Abstract
BACKGROUND: Postmenopausal osteoporosis is a highly prevalent disease associated with substantial morbidity and mortality. The most recently introduced osteoporosis medication is romosozumab, a monoclonal antibody with a unique mechanism of action that increases bone mineral density (BMD) more than other agents by both stimulating new bone formation and inhibiting resorption. The drug's stimulation of bone formation, however, wanes after several months. The use of romosozumab is limited by cost, the inconvenience of monthly clinic-administered injections, and its cardiovascular risk profile. In this trial, we aimed to test the hypothesis that a shorter course of romosozumab might be equally effective as the standard regimen.
METHODS: We did a 12-month, prospective, open-label, randomised, controlled, non-inferiority trial of 50 postmenopausal women at high risk of fracture. The study was done at a single academic medical centre in the USA. Participants were randomly assigned to receive 3 months of romosozumab (210 mg by subcutaneous injection, monthly) followed by 9 months of denosumab (60 mg by subcutaneous injection, every 6 months; 3-month ROMO group) or 12 months of romosozumab (12-month ROMO group). The primary endpoint was the percentage change in total hip BMD. The non-inferiority threshold was set at 2%. The trial was registered at ClinicalTrials.gov, NCT05010590.

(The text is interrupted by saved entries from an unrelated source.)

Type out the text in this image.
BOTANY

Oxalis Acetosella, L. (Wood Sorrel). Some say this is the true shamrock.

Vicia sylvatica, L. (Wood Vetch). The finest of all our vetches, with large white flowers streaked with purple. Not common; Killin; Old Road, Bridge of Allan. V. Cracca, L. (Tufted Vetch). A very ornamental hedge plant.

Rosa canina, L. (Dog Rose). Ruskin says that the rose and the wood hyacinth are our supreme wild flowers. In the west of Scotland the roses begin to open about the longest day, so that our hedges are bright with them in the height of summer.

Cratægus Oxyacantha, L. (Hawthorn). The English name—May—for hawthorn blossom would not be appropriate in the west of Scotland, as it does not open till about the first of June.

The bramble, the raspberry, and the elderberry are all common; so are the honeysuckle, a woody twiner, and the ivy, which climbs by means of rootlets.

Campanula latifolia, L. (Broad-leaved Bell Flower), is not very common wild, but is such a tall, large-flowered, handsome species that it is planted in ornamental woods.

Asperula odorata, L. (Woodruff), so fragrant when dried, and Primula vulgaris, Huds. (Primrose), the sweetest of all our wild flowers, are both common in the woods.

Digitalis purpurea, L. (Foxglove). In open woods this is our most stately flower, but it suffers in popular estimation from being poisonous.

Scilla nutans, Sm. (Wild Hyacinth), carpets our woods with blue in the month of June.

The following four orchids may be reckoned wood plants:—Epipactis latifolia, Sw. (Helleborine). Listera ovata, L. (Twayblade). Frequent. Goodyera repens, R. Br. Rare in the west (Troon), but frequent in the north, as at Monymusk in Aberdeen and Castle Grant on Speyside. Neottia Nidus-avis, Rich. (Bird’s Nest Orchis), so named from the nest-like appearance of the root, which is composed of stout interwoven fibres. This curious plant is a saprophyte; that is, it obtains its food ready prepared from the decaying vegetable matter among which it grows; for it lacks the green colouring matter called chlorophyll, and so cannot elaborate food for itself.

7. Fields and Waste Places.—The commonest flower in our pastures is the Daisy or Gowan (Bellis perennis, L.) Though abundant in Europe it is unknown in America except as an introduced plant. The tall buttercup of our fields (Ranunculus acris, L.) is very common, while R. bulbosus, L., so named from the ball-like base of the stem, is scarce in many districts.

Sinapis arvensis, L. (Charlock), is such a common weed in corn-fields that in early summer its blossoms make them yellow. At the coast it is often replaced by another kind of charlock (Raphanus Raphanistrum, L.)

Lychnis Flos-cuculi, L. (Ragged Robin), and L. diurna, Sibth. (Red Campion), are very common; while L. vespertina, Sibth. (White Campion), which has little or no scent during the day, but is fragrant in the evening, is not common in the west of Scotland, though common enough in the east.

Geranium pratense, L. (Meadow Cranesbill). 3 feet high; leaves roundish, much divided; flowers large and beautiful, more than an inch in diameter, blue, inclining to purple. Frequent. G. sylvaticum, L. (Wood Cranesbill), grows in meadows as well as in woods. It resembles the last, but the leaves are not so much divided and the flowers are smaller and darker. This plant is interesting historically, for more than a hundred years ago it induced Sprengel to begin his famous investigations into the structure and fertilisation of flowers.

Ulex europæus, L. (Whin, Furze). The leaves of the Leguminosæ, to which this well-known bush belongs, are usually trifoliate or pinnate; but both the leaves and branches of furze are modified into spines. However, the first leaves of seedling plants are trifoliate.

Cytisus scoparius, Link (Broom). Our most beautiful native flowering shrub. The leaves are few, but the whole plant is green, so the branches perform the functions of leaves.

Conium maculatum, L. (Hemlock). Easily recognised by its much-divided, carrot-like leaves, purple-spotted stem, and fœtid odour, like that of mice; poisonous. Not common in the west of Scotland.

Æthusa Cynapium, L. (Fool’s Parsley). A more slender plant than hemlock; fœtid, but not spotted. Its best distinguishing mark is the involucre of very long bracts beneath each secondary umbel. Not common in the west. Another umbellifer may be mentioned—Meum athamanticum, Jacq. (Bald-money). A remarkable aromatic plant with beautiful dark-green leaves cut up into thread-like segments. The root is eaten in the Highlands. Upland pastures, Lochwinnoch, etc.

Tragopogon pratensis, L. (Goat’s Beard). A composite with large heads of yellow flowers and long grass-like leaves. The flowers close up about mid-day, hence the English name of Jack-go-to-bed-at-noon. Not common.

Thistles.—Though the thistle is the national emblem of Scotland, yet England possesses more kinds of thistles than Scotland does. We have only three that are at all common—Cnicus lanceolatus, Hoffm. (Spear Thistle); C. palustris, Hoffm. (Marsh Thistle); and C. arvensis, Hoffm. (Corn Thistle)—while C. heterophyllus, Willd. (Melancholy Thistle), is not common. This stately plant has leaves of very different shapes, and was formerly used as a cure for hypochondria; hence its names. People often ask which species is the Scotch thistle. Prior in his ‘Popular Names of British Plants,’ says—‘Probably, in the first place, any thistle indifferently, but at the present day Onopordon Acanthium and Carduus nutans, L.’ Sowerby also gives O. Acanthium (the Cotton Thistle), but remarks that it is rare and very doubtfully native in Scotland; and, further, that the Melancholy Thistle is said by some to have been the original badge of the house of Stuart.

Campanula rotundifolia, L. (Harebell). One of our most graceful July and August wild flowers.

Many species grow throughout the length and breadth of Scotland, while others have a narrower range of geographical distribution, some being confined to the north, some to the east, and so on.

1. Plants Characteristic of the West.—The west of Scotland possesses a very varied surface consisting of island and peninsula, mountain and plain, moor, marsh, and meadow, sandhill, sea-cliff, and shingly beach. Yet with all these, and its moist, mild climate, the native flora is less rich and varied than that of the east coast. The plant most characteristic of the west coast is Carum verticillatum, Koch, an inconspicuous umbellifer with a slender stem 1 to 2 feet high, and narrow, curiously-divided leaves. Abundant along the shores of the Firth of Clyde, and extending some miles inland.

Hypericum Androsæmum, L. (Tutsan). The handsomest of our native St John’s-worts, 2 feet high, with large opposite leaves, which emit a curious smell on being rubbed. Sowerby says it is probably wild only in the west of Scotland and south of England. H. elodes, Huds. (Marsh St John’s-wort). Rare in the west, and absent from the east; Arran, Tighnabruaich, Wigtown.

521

FINDINGS: Between March 2, 2022, and May 2, 2023, we screened 188 participants. Of those, 102 (54%) were ineligible and 36 (19%) declined to participate. We randomly assigned 50 participants to either the 3-month ROMO group (24 [48%] participants) or the 12-month ROMO group (26 [52%] participants). Study participants completing at least one post-baseline visit were included in the analysis (modified intention-to-treat analysis). The mean age of participants was 69·6 years (SD 4·5). The mean 12-month change in total hip BMD was 5·7% (SD 3·3) in the 3-month romosozumab group and 6·0% (3·2) in the 12-month romosozumab group, meeting the prespecified non-inferiority threshold. Adverse events (back pain, cough, fatigue, headache, joint pain, muscle cramps, muscle pain, palpitations, paraesthesia, reaction at injection site, rhinorrhoea, skin rash, and swelling) were balanced between groups.
INTERPRETATION: In postmenopausal women at high risk of fracture, 3 months of romosozumab followed by 9 months of denosumab was non-inferior to 12 months of romosozumab in increasing total hip BMD. Given the expense, injection burden, and potential adverse effects of romosozumab, this abbreviated approach could broaden access to this uniquely effective therapy.
FUNDING: US National Institute of Arthritis and Musculoskeletal and Skin Diseases and US National Center for Advancing Translational Science.